Liverpool is not a great restaurant town. It's better with traditional pubs but that's less important to me. San Miguel de Allende, a much smaller place than Liverpool, had far better bistros. It's not Lyon or Bologna, but I was impressed. In San Miguel, when you order guacamole, they make it from scratch. I also found better restaurants in Montreal, Lisbon, Seville, Galway, and even in Sligo.
But Liverpool is a distinctive city of almost a million people and I've been here for a year now. I've found more than a half dozen places I like. Of course, the pandemic lockdown has not helped things.
Sunday, August 30, 2020
My Kitbag
Ah, yes—the cameras, and lenses, and other bits and parts we use to capture images. Our kit. I have a simple point of view towards photography equipment: if I can work without it, I don't buy it, carry it, or use it. But our kits are the tools we use as photographers, so I've always bought the best stuff I could afford. It's hard to do a first-rate job with second-rate tools.

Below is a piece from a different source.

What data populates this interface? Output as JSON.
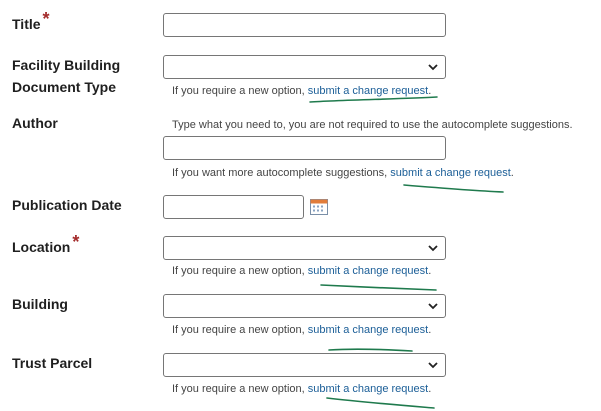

In the past, I've owned Nikons, Leicas, Hassieblads, Rollies, Bronica's, Mamiyas, a Linhof 4 by 5, and a Deardorff 8 by10. The Deardorff I owned for about a week and used it only once. Then I sold it. Someone made me an offer I could not refuse. These days, I use only smaller, lighter mirrorless Sonys. It would be nice to have larger files to work with, but my Sonys produce images that are fine for what I shoot now: editorial stock.